Bragging is seriously exhausting. After spending a workday dreaming up new ways of using superlatives proclaiming our clients’ goods and services are the most wonderful goods and services available on the market, I often wanted to go home to an unremarkable, simple place in my house and in my head.
Working in a superlative driven business within a culture that is obsessed with superiority can be spiritually draining if one is not self-aware. In the end, the struggle to be leader of the pack is futile. The business of superiority is a fickle, empty one.
What nearly every wisdom tradition says about the pursuit of fame and fortune is true. This endless drive cultivates envy and hunger for power. I think of a pithy thought from Ernest Hemingway: There is nothing noble in being superior to your fellow man; true nobility is being superior to your former self.”
What makes a person truly humble and not merely display a façade of humility? One should not mistake inadequacy and insecurity for humility. Just as pieousness and arrogance have nothing to do with greatness, a false front or insecurity have nothing to do with humility.

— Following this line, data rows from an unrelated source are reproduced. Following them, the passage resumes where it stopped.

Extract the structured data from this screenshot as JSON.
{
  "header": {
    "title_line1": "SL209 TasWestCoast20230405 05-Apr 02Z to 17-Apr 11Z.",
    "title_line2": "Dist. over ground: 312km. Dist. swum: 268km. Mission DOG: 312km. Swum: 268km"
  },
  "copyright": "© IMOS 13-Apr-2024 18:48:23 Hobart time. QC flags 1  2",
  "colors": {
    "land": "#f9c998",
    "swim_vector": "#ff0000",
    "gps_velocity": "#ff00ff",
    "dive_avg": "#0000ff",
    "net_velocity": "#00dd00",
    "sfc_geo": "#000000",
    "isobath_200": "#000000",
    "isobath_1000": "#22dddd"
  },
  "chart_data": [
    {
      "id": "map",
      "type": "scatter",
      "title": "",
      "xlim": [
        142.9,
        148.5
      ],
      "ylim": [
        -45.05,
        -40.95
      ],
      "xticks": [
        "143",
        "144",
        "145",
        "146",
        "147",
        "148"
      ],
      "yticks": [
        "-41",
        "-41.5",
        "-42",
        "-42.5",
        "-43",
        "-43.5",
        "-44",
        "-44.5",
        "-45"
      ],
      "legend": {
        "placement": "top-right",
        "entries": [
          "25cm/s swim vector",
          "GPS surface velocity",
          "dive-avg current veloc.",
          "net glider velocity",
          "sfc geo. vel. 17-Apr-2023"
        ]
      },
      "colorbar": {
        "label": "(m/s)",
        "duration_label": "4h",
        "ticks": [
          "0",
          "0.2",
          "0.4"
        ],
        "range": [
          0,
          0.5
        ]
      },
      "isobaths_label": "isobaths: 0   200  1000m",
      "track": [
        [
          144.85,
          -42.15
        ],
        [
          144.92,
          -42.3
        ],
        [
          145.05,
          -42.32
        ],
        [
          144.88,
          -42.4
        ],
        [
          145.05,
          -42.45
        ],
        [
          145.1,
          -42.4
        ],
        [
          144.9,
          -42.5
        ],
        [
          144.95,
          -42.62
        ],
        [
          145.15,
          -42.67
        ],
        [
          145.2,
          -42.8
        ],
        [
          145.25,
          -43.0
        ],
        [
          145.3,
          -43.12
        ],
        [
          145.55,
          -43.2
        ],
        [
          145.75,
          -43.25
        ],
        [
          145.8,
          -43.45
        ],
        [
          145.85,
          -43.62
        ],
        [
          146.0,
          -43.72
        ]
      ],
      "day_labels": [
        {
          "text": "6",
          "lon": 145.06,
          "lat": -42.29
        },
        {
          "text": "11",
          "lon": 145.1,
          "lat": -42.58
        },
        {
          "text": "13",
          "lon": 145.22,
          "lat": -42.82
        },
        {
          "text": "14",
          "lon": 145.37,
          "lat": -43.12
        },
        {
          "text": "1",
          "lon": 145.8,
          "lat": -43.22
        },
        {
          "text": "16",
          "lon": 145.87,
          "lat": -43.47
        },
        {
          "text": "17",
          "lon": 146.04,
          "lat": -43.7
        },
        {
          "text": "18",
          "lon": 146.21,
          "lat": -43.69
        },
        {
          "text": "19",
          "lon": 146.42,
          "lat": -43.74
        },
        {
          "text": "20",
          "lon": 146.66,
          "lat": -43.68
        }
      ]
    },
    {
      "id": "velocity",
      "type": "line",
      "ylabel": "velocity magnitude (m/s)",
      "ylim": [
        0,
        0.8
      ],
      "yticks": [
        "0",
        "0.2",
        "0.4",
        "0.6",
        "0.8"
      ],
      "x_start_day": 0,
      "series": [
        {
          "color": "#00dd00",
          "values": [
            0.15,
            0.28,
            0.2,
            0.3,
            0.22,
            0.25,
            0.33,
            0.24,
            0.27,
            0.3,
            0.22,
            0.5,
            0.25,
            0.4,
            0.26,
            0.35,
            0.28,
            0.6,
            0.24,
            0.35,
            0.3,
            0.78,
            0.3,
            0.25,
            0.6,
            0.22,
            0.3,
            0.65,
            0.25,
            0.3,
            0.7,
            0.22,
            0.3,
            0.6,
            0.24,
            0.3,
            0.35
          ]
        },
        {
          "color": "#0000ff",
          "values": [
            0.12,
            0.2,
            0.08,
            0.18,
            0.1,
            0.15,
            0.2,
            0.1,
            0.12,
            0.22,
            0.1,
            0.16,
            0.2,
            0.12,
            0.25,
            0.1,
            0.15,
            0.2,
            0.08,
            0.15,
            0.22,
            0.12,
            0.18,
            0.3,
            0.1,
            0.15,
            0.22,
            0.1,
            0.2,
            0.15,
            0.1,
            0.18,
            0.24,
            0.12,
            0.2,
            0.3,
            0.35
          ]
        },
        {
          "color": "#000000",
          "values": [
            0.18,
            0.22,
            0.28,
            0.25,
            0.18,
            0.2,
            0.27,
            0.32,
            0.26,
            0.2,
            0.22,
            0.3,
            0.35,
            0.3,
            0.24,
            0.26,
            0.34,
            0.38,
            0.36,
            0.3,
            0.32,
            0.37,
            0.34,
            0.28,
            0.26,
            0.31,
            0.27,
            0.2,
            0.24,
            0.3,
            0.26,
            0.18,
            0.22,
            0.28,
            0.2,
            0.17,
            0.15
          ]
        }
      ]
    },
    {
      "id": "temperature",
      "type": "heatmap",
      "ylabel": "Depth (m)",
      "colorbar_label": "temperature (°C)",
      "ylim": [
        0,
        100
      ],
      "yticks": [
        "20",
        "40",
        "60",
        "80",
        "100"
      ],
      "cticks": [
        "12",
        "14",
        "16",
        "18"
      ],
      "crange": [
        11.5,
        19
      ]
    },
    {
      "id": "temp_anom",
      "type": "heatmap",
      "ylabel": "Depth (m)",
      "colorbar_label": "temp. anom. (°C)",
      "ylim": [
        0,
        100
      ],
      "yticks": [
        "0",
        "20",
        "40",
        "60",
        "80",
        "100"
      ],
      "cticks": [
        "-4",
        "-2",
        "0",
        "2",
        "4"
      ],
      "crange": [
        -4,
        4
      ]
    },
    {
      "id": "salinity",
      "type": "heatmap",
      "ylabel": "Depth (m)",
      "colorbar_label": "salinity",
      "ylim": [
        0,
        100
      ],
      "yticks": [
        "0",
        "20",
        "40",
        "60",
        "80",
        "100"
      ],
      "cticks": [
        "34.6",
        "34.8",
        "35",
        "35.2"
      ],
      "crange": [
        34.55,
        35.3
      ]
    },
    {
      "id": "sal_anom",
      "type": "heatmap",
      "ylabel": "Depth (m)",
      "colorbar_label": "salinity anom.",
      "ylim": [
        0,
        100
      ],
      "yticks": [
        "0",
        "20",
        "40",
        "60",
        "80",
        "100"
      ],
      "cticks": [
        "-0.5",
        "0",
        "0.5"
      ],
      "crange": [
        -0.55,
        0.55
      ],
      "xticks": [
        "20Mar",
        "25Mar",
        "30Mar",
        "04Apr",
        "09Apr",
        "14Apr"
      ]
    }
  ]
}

When we ponder humility, we encounter one of those slippery virtues that disappears the moment we claim to possess it.
A person should also be on guard against spiritual pride. To think that one’s own spiritual or religious path is the one true way to enlightenment or goodness is not the key to unlock the mystery of humility. To be sanctimonious is not the way to manifest humility. Mahatma Gandhi said something to this effect. “It is unwise to be too sure of one’s own wisdom. It is healthy to be reminded that the strongest might weaken and the wisest might err.”

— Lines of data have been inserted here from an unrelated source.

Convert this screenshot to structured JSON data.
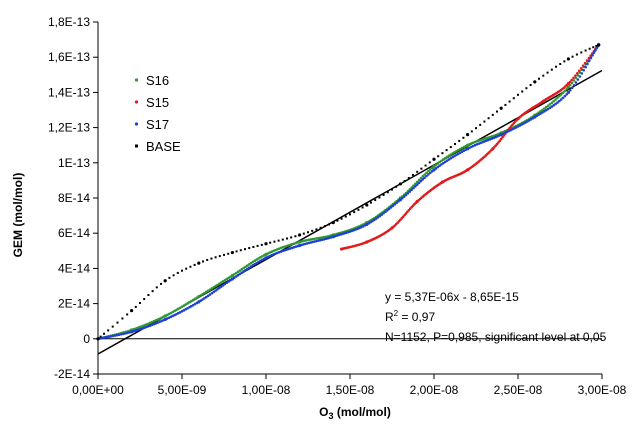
{
  "chart_data": {
    "type": "scatter",
    "xlabel": "O3 (mol/mol)",
    "xlabel_main": "O",
    "xlabel_sub": "3",
    "xlabel_rest": " (mol/mol)",
    "ylabel": "GEM (mol/mol)",
    "xlim": [
      0,
      3e-08
    ],
    "ylim": [
      -2e-14,
      1.8e-13
    ],
    "x_ticks": [
      0,
      5e-09,
      1e-08,
      1.5e-08,
      2e-08,
      2.5e-08,
      3e-08
    ],
    "x_tick_labels": [
      "0,00E+00",
      "5,00E-09",
      "1,00E-08",
      "1,50E-08",
      "2,00E-08",
      "2,50E-08",
      "3,00E-08"
    ],
    "y_ticks": [
      -2e-14,
      0,
      2e-14,
      4e-14,
      6e-14,
      8e-14,
      1e-13,
      1.2e-13,
      1.4e-13,
      1.6e-13,
      1.8e-13
    ],
    "y_tick_labels": [
      "-2E-14",
      "0",
      "2E-14",
      "4E-14",
      "6E-14",
      "8E-14",
      "1E-13",
      "1,2E-13",
      "1,4E-13",
      "1,6E-13",
      "1,8E-13"
    ],
    "grid": false,
    "legend_position": "top-left",
    "series": [
      {
        "name": "S16",
        "color": "#2e9a2e",
        "points": [
          [
            0,
            0
          ],
          [
            2e-09,
            5e-15
          ],
          [
            4e-09,
            1.3e-14
          ],
          [
            6e-09,
            2.4e-14
          ],
          [
            8e-09,
            3.6e-14
          ],
          [
            1e-08,
            4.8e-14
          ],
          [
            1.2e-08,
            5.5e-14
          ],
          [
            1.4e-08,
            5.9e-14
          ],
          [
            1.6e-08,
            6.6e-14
          ],
          [
            1.8e-08,
            8e-14
          ],
          [
            2e-08,
            9.8e-14
          ],
          [
            2.2e-08,
            1.1e-13
          ],
          [
            2.4e-08,
            1.17e-13
          ],
          [
            2.6e-08,
            1.27e-13
          ],
          [
            2.8e-08,
            1.43e-13
          ],
          [
            2.98e-08,
            1.67e-13
          ]
        ]
      },
      {
        "name": "S15",
        "color": "#e31a1c",
        "points": [
          [
            1.45e-08,
            5.1e-14
          ],
          [
            1.6e-08,
            5.5e-14
          ],
          [
            1.75e-08,
            6.3e-14
          ],
          [
            1.9e-08,
            7.8e-14
          ],
          [
            2.05e-08,
            8.9e-14
          ],
          [
            2.2e-08,
            9.6e-14
          ],
          [
            2.35e-08,
            1.08e-13
          ],
          [
            2.5e-08,
            1.25e-13
          ],
          [
            2.65e-08,
            1.35e-13
          ],
          [
            2.8e-08,
            1.45e-13
          ],
          [
            2.98e-08,
            1.67e-13
          ]
        ]
      },
      {
        "name": "S17",
        "color": "#1f3fd6",
        "points": [
          [
            0,
            0
          ],
          [
            2e-09,
            4e-15
          ],
          [
            4e-09,
            1.1e-14
          ],
          [
            6e-09,
            2.1e-14
          ],
          [
            8e-09,
            3.4e-14
          ],
          [
            1e-08,
            4.6e-14
          ],
          [
            1.2e-08,
            5.3e-14
          ],
          [
            1.4e-08,
            5.8e-14
          ],
          [
            1.6e-08,
            6.5e-14
          ],
          [
            1.8e-08,
            7.9e-14
          ],
          [
            2e-08,
            9.6e-14
          ],
          [
            2.2e-08,
            1.08e-13
          ],
          [
            2.4e-08,
            1.16e-13
          ],
          [
            2.6e-08,
            1.26e-13
          ],
          [
            2.8e-08,
            1.4e-13
          ],
          [
            2.98e-08,
            1.67e-13
          ]
        ]
      },
      {
        "name": "BASE",
        "color": "#000000",
        "points": [
          [
            0,
            0
          ],
          [
            2e-09,
            1.6e-14
          ],
          [
            4e-09,
            3.3e-14
          ],
          [
            6e-09,
            4.3e-14
          ],
          [
            8e-09,
            4.9e-14
          ],
          [
            1e-08,
            5.4e-14
          ],
          [
            1.2e-08,
            5.9e-14
          ],
          [
            1.4e-08,
            6.6e-14
          ],
          [
            1.6e-08,
            7.6e-14
          ],
          [
            1.8e-08,
            8.8e-14
          ],
          [
            2e-08,
            1.02e-13
          ],
          [
            2.2e-08,
            1.16e-13
          ],
          [
            2.4e-08,
            1.31e-13
          ],
          [
            2.6e-08,
            1.46e-13
          ],
          [
            2.8e-08,
            1.59e-13
          ],
          [
            2.98e-08,
            1.67e-13
          ]
        ]
      }
    ],
    "trendline": {
      "slope": 5.37e-06,
      "intercept": -8.65e-15,
      "color": "#000000"
    },
    "annotation": {
      "equation": "y = 5,37E-06x - 8,65E-15",
      "r2_main": "R",
      "r2_sup": "2",
      "r2_rest": " = 0,97",
      "stats": "N=1152, P=0,985, significant level at 0,05"
    }
  }
}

To be humble is to keep the mind open to other points of view, even those that may cause discomfort. Even if those points of view are not good fits for oneself, they enable understanding about the nature of others. The ability to alter one’s personal prejudices is a sign of humility in action. Here is yet another quote. This one from Hermann Hesse illustrates how we view other people. “It is not for me to judge another man’s life. I must choose, I must spurn, purely for myself. For myself alone.”
The Blue Jay of Happiness quotes Lao Tzu. “I have three precious things which I hold fast and prize. The first is gentleness; the second is frugality; the third is humility, which keeps me from putting myself before others. Be gentle and you can be bold; be frugal and you can be liberal; avoid putting yourself before others and you can become a leader among men.”